Um momento decisivo está prestes a acontecer na Câmara de Curitiba na próxima segunda-feira (18). Os vereadores da casa irão votar e decidir se a vereadora Professora Angela (PSOL) deve ou não perder o mandato. A vereadora é acusd de fazer apologia ao uso de drogas durante uma audiência pública na própria Câmara, quando distribuiu uma cartilha de redução de danos. Nela estavam orientações para pessoas que já usam susbtâncias como maconha, cocaína e ecstasy. Porém, a vereadora á afirmou que a finalidade da cartilha seja o incentivo as drogas, mas sim, informar sobre formas mais seguras de consumo para evitar riscos à saúde.
Para que o mandato da vereadora seja vetado é necessário 26 votos dos 38 vereadores.
Um fato que pode ajudar na decisão é que a maior parte da Câmara de Curitiba é formada por parlamentares de direita e extrema-direita, já a esquerda tem poucos números, sendo um delas a própria Angela. Por isso o cenário é considerado difícil para a vereadora.
Mesmo assim, alguns vereadores de direita apontados como mais moderados estariam tentando negociar uma punição mais leve, como suspensão temporária. O Regimento Interno permite diferentes tipos de pena, desde advertência até a cassação definitiva. A recomendação inicial da comissão processante, formada por três vereadores, porém, foi pela perda do mandato.

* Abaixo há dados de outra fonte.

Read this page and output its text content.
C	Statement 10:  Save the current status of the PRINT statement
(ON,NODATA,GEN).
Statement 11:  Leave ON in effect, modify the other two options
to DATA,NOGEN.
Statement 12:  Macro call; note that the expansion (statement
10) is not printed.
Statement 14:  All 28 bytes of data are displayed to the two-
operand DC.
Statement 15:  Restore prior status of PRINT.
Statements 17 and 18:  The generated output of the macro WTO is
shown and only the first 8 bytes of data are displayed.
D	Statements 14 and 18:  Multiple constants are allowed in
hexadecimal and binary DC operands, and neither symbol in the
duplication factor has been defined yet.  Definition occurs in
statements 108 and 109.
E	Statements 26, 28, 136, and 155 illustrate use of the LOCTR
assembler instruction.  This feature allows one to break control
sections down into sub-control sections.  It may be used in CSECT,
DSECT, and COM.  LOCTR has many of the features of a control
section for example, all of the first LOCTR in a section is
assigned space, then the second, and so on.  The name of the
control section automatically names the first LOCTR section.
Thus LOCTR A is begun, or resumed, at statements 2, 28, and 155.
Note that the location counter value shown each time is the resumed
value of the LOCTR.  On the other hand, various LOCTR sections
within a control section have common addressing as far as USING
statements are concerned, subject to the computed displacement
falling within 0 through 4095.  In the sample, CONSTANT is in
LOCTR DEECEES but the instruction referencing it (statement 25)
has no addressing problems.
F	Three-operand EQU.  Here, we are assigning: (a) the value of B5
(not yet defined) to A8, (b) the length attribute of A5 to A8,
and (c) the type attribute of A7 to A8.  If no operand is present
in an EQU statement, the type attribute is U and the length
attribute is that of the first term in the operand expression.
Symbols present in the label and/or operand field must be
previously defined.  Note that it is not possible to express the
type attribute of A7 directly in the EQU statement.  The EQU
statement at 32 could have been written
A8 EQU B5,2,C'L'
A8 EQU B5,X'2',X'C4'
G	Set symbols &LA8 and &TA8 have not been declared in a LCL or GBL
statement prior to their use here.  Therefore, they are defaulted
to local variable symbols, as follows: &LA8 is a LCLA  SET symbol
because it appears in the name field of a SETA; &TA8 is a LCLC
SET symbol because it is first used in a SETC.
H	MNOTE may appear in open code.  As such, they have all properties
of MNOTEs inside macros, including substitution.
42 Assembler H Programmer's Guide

O caso ganhou força por causa do clima de tensão na Câmara, marcada por brigas entre grupos políticos opostos. Angela e o relator do processo, vereador Olímpio Araújo Júnior (PL), já trocaram acusações. Ele chegou a chamar a organização feminista ligada à vereadora de “terrorista” e disse que o PSOL seria “partido de traficantes”. Angela também já acionou a Corregedoria contra essas declarações, mas o caso está parado.
Angela ficou conhecida nacionalmente em 2015, quando se ajoelhou em frente ao Batalhão de Choque durante o ataque da Polícia Militar a professores, no episódio que ficou marcado como o “29 de Abril”. As fotos dela no momento se tornaram símbolo da resistência dos profissionais da educação.
Se o plenário decidir pela cassação, a defesa da vereadora já avisou que vai acionar a Justiça. O advogado Guilherme Gonçalves, que representa Angela, foi o mesmo responsável por reverter, no Judiciário, a cassação do mandato do ex-vereador Renato Freitas (PT) em 2022.